The Yishuv’s [Jewish Palestine] leaders opposed the Boycott because
Zionist priorities… awarded precedence to the realization of Zionist goals and the building of Palestine over the struggle to preserve Jewish civil rights in the Diaspora.
Dov Hoz, a leading Labor Zionist, observed, ‘In these negotiations, we are reaping the fruit of the boycott we oppose.’ [Weiss, The Transfer Agreement and the Boycott Movement, p. 24]. But for the Boycott there would have been no Ha’avara .
On 7 August 1933 agreement was reached… ‘Ha’avara was a Zionist idea and initiative, not a Nazi one.’ the Nazi party and the Zionist Organization shared a common stake in the recovery of Germany. If the Hitler economy fell, both sides would be ruined. [Weiss, The Transfer Agreement and the Boycott Movement, p. 253]
Ha’avara may have saved Hitler from being overthrown. In return for Ha’avara the ‘Zionists would halt the worldwide Jewish-led anti-Nazi Boycott that threatened to topple the Hitler regime in its first year.’ [Weiss, The Transfer Agreement and the Boycott Movement, p.xix]
The leaders of Germany realized that the anti-Hitler boycott was threatening to kill the Third Reich in its infancy, either through utter bankruptcy or by promoting an imminent invasion of Germany…The destruction of Hitler’s tenuous regime… loomed as the crisis of the hour in Berlin … [Black pp. 110, 130]
As Moshe Shertok, Israel’s second Prime Minister proclaimed:
‘It is Zionism’s fate to be cruel toward the Diaspora at times […] when this is necessary in order to build the country.’ [Weitz pp. 25-7]
The Jewish Chronicle, a Zionist paper, attacked Ha’avara:
We say that that is aiding and comforting one of the most savage oppressions, even in Jewish history…. It breaks the united Jewish boycott front, a front let it not be forgotten, with which non-Jewish sympathisers were also aligned. [The Unclean Thing,’ JC, 27.12.35]
Michael Gove – A Racist and a Liar
Ha’avara accounted for 60% of total capital investment in Jewish Palestine. [Jewish Frontier, May-June 1998] Whole industries in Palestine, such as Printing and Brewing were founded as a result.
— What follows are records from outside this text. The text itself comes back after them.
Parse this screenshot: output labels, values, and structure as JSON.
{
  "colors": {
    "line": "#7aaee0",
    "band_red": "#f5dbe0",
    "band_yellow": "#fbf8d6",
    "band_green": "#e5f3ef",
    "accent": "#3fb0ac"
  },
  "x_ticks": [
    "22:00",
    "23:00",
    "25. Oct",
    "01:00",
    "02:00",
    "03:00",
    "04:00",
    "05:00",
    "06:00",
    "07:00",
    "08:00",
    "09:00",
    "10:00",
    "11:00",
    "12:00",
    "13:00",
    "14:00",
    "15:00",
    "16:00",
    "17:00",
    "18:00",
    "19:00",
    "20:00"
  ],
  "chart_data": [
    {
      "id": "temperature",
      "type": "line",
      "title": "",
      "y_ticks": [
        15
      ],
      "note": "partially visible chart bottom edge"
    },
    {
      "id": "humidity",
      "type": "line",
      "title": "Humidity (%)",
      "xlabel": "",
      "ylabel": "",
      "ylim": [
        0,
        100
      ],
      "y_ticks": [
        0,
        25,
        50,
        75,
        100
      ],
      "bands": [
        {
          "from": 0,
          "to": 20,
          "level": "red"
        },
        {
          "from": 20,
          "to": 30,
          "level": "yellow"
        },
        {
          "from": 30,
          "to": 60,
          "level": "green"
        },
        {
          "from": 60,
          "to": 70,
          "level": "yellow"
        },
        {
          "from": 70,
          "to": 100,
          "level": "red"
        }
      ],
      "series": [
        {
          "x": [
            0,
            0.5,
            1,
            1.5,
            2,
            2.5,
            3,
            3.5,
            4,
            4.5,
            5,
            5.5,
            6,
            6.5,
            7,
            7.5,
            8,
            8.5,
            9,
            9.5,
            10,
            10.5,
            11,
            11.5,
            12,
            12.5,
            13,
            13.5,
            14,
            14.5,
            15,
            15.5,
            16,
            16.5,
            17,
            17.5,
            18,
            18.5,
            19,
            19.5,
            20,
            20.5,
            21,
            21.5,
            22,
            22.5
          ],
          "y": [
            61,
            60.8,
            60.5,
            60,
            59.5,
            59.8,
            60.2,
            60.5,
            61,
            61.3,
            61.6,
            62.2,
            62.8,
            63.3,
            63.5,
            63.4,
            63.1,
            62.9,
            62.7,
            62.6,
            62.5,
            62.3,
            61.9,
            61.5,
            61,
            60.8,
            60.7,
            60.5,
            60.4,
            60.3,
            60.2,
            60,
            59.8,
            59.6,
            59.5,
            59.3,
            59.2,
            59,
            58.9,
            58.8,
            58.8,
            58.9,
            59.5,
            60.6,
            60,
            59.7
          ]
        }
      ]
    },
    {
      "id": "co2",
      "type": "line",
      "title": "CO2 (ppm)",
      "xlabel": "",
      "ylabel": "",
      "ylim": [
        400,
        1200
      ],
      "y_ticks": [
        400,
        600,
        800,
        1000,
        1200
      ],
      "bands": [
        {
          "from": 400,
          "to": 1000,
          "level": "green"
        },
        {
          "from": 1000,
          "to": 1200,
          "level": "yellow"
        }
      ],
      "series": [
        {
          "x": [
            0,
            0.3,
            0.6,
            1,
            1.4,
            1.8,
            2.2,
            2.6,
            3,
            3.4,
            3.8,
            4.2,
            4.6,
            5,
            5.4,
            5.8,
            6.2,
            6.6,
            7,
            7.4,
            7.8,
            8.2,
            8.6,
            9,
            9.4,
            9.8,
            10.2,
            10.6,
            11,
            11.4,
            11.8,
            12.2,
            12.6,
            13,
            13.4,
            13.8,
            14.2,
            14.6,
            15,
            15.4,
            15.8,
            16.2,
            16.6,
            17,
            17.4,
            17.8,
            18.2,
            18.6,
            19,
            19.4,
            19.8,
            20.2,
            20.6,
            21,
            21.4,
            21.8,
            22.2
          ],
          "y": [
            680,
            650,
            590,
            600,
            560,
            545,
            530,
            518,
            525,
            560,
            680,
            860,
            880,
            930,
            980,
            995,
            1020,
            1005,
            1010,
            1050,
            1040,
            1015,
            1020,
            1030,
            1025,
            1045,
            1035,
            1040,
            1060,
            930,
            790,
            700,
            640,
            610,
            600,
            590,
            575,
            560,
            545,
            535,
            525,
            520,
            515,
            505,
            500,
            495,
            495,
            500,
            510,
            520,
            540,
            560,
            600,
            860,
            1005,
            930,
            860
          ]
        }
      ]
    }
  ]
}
After the Nazi Party took office, eleven of the world’s leading musicians, led by Arturo Toscanini and Fritz Reiner, announced a boycott of German cultural events. In Paris filmgoers cheered a band of Jewish youth who disrupted a German film. In Latvia the German embassy ‘sought court restraint for Jewish student groups urging a boycott of German films.’
The staunchest supporters of the agreement in the Yishuv did not see the saving of lives as an independent goal at that time, rather they sought to extract German Jewish property for the benefit of the Yishuv. [Eshkoli-Wagman, p. 31, Yishuv Zionism, Modern Judaism, V. 19:1, February 1999].
Both Tom Segev and Moshe Zimmerman, stressed ‘the cynical abandonment of German Jewry out of Palestinocentric Zionist considerations’. [Eshkoli-Wagman, p. 31, Yishuv Zionism, Modern Judaism, V. 19:1, February 1999]. The Zionist activists spoke of ‘saving the wealth’ and ‘rescuing the capital from Nazi Germany.’
So when the Zionists oppose BDS today they are being consistent with what they did in 1933 when they opposed boycotting Nazi Germany. The only boycotts that they do agree with is a boycott of Palestinians.